Nos últimos tempos, o preço do cabaz de bens essenciais aumentou e estima-se que esteja agora nos 239 euros. Uma das razões é a guerra na Ucrânia que, desde que começou, aumentou em mais de 30% o valor dos produtos. As pessoas que dizem “Eu não gosto nada de ir às compras” geralmente são pessoas cujo orçamento familiar inclui, no máximo, mais um adulto, logo entre um iogurte da danone ou um de marca branca é um bocado indiferente. Porque um elemento de uma família de quatro ou cinco não tem alternativa. Não pode ter aquele discurso de amigo meio parvo que é “ai eu quando vou às compras é: leite, agarro no primeiro que me aparece. Arroz, é o que tiver à mão… eu quero é despachar-me”. É, Jorge? Para teres mais tempo para fazer o quê? A tua vida é tão interessante. Ficas com menos disponibilidade para estares no Instagram a fazer gostos sucessivos em fotos de miúdas que não conheces?

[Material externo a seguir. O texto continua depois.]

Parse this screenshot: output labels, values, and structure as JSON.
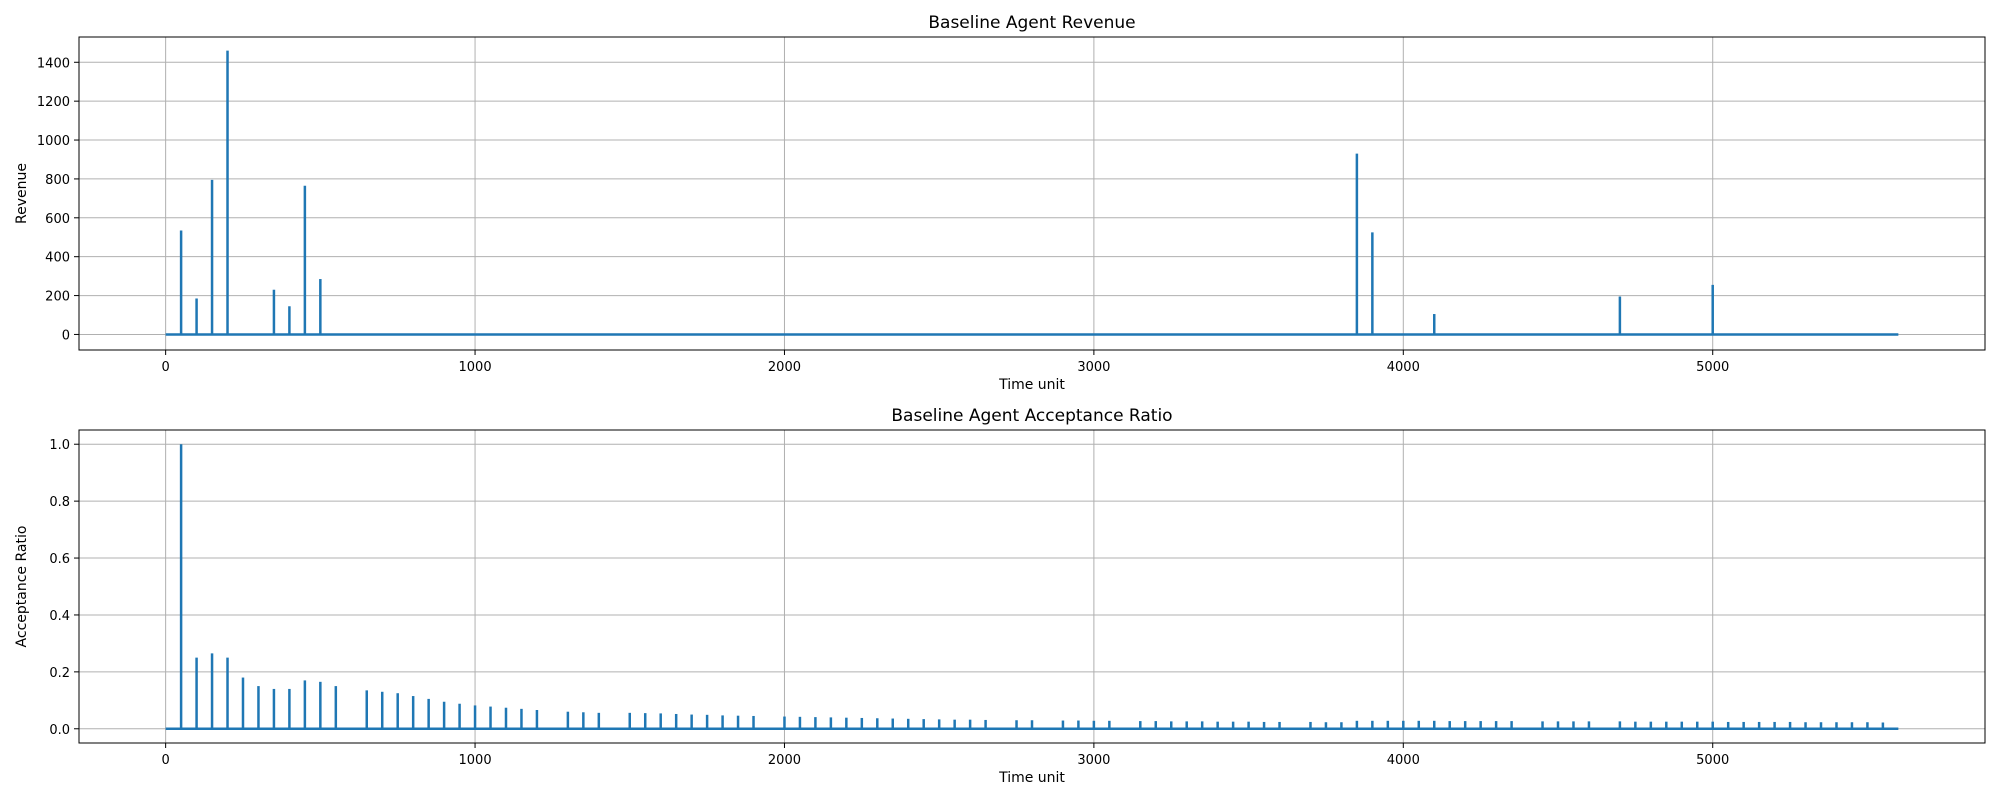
{
  "chart_data": [
    {
      "type": "line",
      "title": "Baseline Agent Revenue",
      "xlabel": "Time unit",
      "ylabel": "Revenue",
      "xlim": [
        -280,
        5880
      ],
      "ylim": [
        -80,
        1530
      ],
      "xticks": [
        0,
        1000,
        2000,
        3000,
        4000,
        5000
      ],
      "yticks": [
        0,
        200,
        400,
        600,
        800,
        1000,
        1200,
        1400
      ],
      "grid": true,
      "x_end": 5600,
      "series": [
        {
          "x": [
            50,
            100,
            150,
            200,
            350,
            400,
            450,
            500,
            3850,
            3900,
            4100,
            4700,
            5000
          ],
          "y": [
            535,
            185,
            795,
            1460,
            230,
            145,
            765,
            285,
            930,
            525,
            105,
            195,
            255
          ]
        }
      ]
    },
    {
      "type": "line",
      "title": "Baseline Agent Acceptance Ratio",
      "xlabel": "Time unit",
      "ylabel": "Acceptance Ratio",
      "xlim": [
        -280,
        5880
      ],
      "ylim": [
        -0.05,
        1.05
      ],
      "xticks": [
        0,
        1000,
        2000,
        3000,
        4000,
        5000
      ],
      "yticks": [
        0.0,
        0.2,
        0.4,
        0.6,
        0.8,
        1.0
      ],
      "grid": true,
      "x_end": 5600,
      "series": [
        {
          "x": [
            50,
            100,
            150,
            200,
            250,
            300,
            350,
            400,
            450,
            500,
            550,
            650,
            700,
            750,
            800,
            850,
            900,
            950,
            1000,
            1050,
            1100,
            1150,
            1200,
            1300,
            1350,
            1400,
            1500,
            1550,
            1600,
            1650,
            1700,
            1750,
            1800,
            1850,
            1900,
            2000,
            2050,
            2100,
            2150,
            2200,
            2250,
            2300,
            2350,
            2400,
            2450,
            2500,
            2550,
            2600,
            2650,
            2750,
            2800,
            2900,
            2950,
            3000,
            3050,
            3150,
            3200,
            3250,
            3300,
            3350,
            3400,
            3450,
            3500,
            3550,
            3600,
            3700,
            3750,
            3800,
            3850,
            3900,
            3950,
            4000,
            4050,
            4100,
            4150,
            4200,
            4250,
            4300,
            4350,
            4450,
            4500,
            4550,
            4600,
            4700,
            4750,
            4800,
            4850,
            4900,
            4950,
            5000,
            5050,
            5100,
            5150,
            5200,
            5250,
            5300,
            5350,
            5400,
            5450,
            5500,
            5550
          ],
          "y": [
            1.0,
            0.25,
            0.265,
            0.25,
            0.18,
            0.15,
            0.14,
            0.14,
            0.17,
            0.165,
            0.15,
            0.135,
            0.13,
            0.125,
            0.115,
            0.105,
            0.095,
            0.088,
            0.082,
            0.078,
            0.074,
            0.07,
            0.066,
            0.06,
            0.058,
            0.056,
            0.056,
            0.055,
            0.054,
            0.052,
            0.05,
            0.049,
            0.047,
            0.046,
            0.045,
            0.043,
            0.042,
            0.041,
            0.04,
            0.039,
            0.038,
            0.037,
            0.036,
            0.035,
            0.034,
            0.033,
            0.032,
            0.032,
            0.031,
            0.03,
            0.03,
            0.029,
            0.029,
            0.028,
            0.028,
            0.027,
            0.027,
            0.026,
            0.026,
            0.026,
            0.025,
            0.025,
            0.025,
            0.024,
            0.024,
            0.024,
            0.023,
            0.023,
            0.028,
            0.028,
            0.028,
            0.028,
            0.028,
            0.028,
            0.027,
            0.027,
            0.027,
            0.027,
            0.027,
            0.026,
            0.026,
            0.026,
            0.026,
            0.026,
            0.025,
            0.025,
            0.025,
            0.025,
            0.025,
            0.025,
            0.024,
            0.024,
            0.024,
            0.024,
            0.024,
            0.023,
            0.023,
            0.023,
            0.023,
            0.023,
            0.022
          ]
        }
      ]
    }
  ]
}
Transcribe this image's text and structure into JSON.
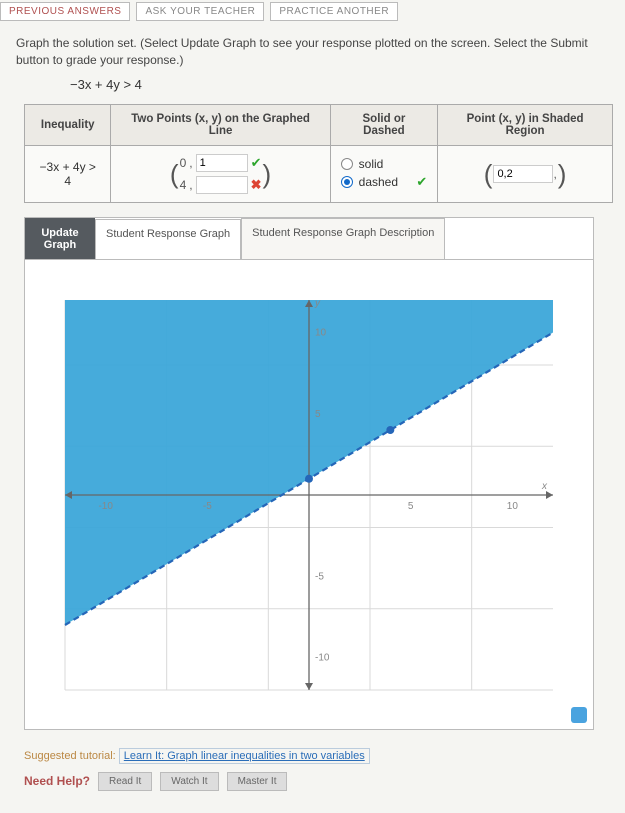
{
  "top": {
    "prev_answers": "PREVIOUS ANSWERS",
    "ask_teacher": "ASK YOUR TEACHER",
    "practice": "PRACTICE ANOTHER"
  },
  "instructions": "Graph the solution set. (Select Update Graph to see your response plotted on the screen. Select the Submit button to grade your response.)",
  "formula": "−3x + 4y > 4",
  "table": {
    "headers": {
      "inequality": "Inequality",
      "two_points": "Two Points (x, y) on the Graphed Line",
      "solid_dashed": "Solid or Dashed",
      "shaded_point": "Point (x, y) in Shaded Region"
    },
    "row": {
      "inequality": "−3x + 4y > 4",
      "point1_x": "0",
      "point1_y": "1",
      "point2_x": "4",
      "point2_y": "",
      "radio_solid": "solid",
      "radio_dashed": "dashed",
      "shaded_value": "0,2"
    }
  },
  "graph_tabs": {
    "update": "Update Graph",
    "student_graph": "Student Response Graph",
    "student_desc": "Student Response Graph Description"
  },
  "chart": {
    "type": "inequality-region",
    "xlim": [
      -12,
      12
    ],
    "ylim": [
      -12,
      12
    ],
    "xtick_step": 5,
    "ytick_step": 5,
    "xlabel": "x",
    "ylabel": "y",
    "tick_labels_x": [
      "-10",
      "-5",
      "5",
      "10"
    ],
    "tick_labels_y": [
      "10",
      "5",
      "-5",
      "-10"
    ],
    "grid_color": "#d9d9d9",
    "axis_color": "#666666",
    "background_color": "#ffffff",
    "region_color": "#3ca7d9",
    "region_opacity": 0.95,
    "line_color": "#2566b8",
    "line_dash": "6,4",
    "line_width": 2.2,
    "line_points": [
      [
        -12,
        -8
      ],
      [
        12,
        10
      ]
    ],
    "marked_points": [
      [
        0,
        1
      ],
      [
        4,
        4
      ]
    ],
    "marked_point_color": "#2566b8",
    "label_fontsize": 10,
    "label_color": "#888888"
  },
  "suggested": {
    "prefix": "Suggested tutorial: ",
    "link": "Learn It: Graph linear inequalities in two variables"
  },
  "need_help": {
    "label": "Need Help?",
    "read": "Read It",
    "watch": "Watch It",
    "master": "Master It"
  }
}
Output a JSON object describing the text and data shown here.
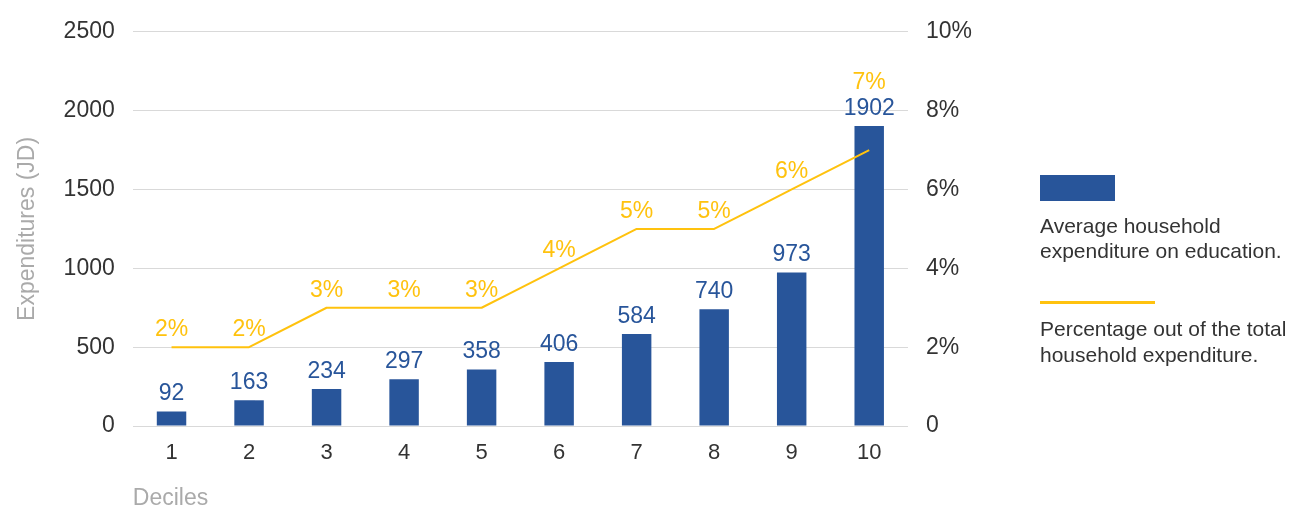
{
  "chart_data": {
    "type": "bar",
    "xlabel": "Deciles",
    "ylabel": "Expenditures (JD)",
    "categories": [
      "1",
      "2",
      "3",
      "4",
      "5",
      "6",
      "7",
      "8",
      "9",
      "10"
    ],
    "series": [
      {
        "name": "Average household expenditure on education.",
        "color": "#28559a",
        "values": [
          92,
          163,
          234,
          297,
          358,
          406,
          584,
          740,
          973,
          1902
        ],
        "value_labels": [
          "92",
          "163",
          "234",
          "297",
          "358",
          "406",
          "584",
          "740",
          "973",
          "1902"
        ]
      },
      {
        "name": "Percentage out of the total household expenditure.",
        "type": "line",
        "axis": "y2",
        "color": "#ffc20e",
        "values": [
          2,
          2,
          3,
          3,
          3,
          4,
          5,
          5,
          6,
          7
        ],
        "value_labels": [
          "2%",
          "2%",
          "3%",
          "3%",
          "3%",
          "4%",
          "5%",
          "5%",
          "6%",
          "7%"
        ]
      }
    ],
    "ylim": [
      0,
      2500
    ],
    "yticks": [
      0,
      500,
      1000,
      1500,
      2000,
      2500
    ],
    "y2lim": [
      0,
      10
    ],
    "y2ticks": [
      0,
      {
        "value": 2,
        "label": "2%"
      },
      {
        "value": 4,
        "label": "4%"
      },
      {
        "value": 6,
        "label": "6%"
      },
      {
        "value": 8,
        "label": "8%"
      },
      {
        "value": 10,
        "label": "10%"
      }
    ],
    "grid": "y",
    "legend": "right",
    "marker": "none",
    "line_style": "solid"
  }
}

Bom, mas como se não bastasse os aumentos de artigos como o óleo ou a farinha por causa da guerra, agora há uma gripe das aves que tem levado ao abate de milhares de galinhas e o preço dos ovos subiu pela terceira semana consecutiva. Estas movimentações nos mercados dos frescos são muito semelhantes ao mercado de ações, mas a diferença é que aqui a bolsa vai cada vez mais vazia. Uma dúzia de ovos está a três euros e meio. E isso são as caixas de ovos mais baratas. A surpresa que foi descobrir a categoria dos ovos mais caros: “galinhas criadas no solo” e “galinhas criadas ao ar livre”. Eu achava que todas as galinhas eram criadas no solo, mas aparentemente existe a categoria “Galinhas criadas sabe Deus como”. São galinhas que tiveram pais muito ausentes e que foi um mero acaso não terem virado strippers. Eu confesso que desde que percebi que há galinhas que não são criadas no chão e que há galinhas que foram criadas no chão, mas que nunca viram o sol, que me emociono sempre que vejo o filme “A fuga das galinhas”. (Da próxima vez que forem às compras, vejam o carimbo inscrito nos ovos e escolham idealmente a caixa que começa com PT0, depois podem ir até ao PT1 e no máximo PT2 que são provenientes de galinhas criadas no solo, embora seja o chão de um pavilhão). É este tipo de dicas que vocês também levam daqui.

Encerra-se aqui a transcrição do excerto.